Turns out my sweet, highly gifted oldest son has decided to take a complete strike from homework. She said he had done homework 2 times in 3 weeks, and had not had recess since the very first day of school because of this. I was a little puzzled as to why I didn't know about this beforehand. The books he couldn't find? They were in his desk the entire time, but he couldn't very well tell her that or she would see into his little scheme. I could have killed him!
So that was the night that Evan came home from school and sat at the kitchen table for 4 hours, catching up on every scrap of work he has missed. And the night he lost every priviledge he has: tv, computer, video games, iPod, toys...You name it, and I can bet it's off limits to my kid until he can prove to me that he can manage to do the one job he has.
Homework is always an issue with kids after a certain age. Not sure when it starts but I know it's a problem for my students - who are between 11 and 13. It's like it becomes the least important thing in the world. They become social animals and would rather hang/talk with their friends then do homework. To counteract this, I've decided to create a homework record sheet, so every time a kid doesn't do his/her homework, they have to write what the homework is and why they didn't do it. that way, they can't pretend like they didn't just miss 5 homeworks. I'm also hoping it'll deter them when they see how MANY homeworks they've actually missed and their excuses for not doing it.
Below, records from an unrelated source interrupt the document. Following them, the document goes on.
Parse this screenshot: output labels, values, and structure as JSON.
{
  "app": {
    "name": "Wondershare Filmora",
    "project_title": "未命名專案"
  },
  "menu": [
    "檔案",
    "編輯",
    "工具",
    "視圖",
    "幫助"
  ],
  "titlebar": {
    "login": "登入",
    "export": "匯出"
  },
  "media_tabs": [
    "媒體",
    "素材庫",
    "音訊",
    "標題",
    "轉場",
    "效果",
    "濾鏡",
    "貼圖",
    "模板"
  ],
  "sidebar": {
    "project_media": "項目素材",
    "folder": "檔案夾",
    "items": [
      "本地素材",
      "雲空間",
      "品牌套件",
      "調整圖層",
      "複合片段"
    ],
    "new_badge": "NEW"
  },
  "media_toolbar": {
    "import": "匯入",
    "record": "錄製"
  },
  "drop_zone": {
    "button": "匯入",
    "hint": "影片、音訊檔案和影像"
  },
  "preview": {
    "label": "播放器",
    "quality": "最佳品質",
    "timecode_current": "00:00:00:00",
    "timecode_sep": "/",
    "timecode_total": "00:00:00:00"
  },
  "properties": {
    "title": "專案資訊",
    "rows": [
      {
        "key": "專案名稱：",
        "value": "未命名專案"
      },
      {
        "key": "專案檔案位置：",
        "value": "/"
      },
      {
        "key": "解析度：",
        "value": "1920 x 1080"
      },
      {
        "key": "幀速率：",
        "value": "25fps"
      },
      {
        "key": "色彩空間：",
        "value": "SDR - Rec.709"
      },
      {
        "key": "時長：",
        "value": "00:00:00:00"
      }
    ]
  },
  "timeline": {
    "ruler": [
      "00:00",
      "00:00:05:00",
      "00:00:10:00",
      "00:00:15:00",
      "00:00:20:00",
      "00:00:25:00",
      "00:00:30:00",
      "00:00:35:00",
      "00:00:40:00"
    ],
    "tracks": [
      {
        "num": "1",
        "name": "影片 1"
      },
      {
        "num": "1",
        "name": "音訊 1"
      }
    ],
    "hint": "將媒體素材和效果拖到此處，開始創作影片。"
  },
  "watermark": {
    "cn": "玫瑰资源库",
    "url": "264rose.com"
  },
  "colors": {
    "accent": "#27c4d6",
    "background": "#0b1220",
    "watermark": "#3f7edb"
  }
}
Also, it's helpful to show/read to a parent when calling them. It's weird she didn't call you sooner, especially since she was not allowing him to go to recess, so she was aware of the situation for a while. Perhaps she was trying to deal with the issue with her own consequences before bringing it to your attention. Maybe she was hoping that would fix it. At least it's still the beginning of the year and you were able to nip it in the bud early.
ReplyDeleteI think it was a combo of that along with them knowing what our family has been through recently. She seemed really appreciative that we were backing her up, which makes me wonder if she has had an issue with how other parents have handled things. I love his teacher--the same one he had for 2nd grade, so she really knows him--but she is really, really young, too. Oh well. We know now!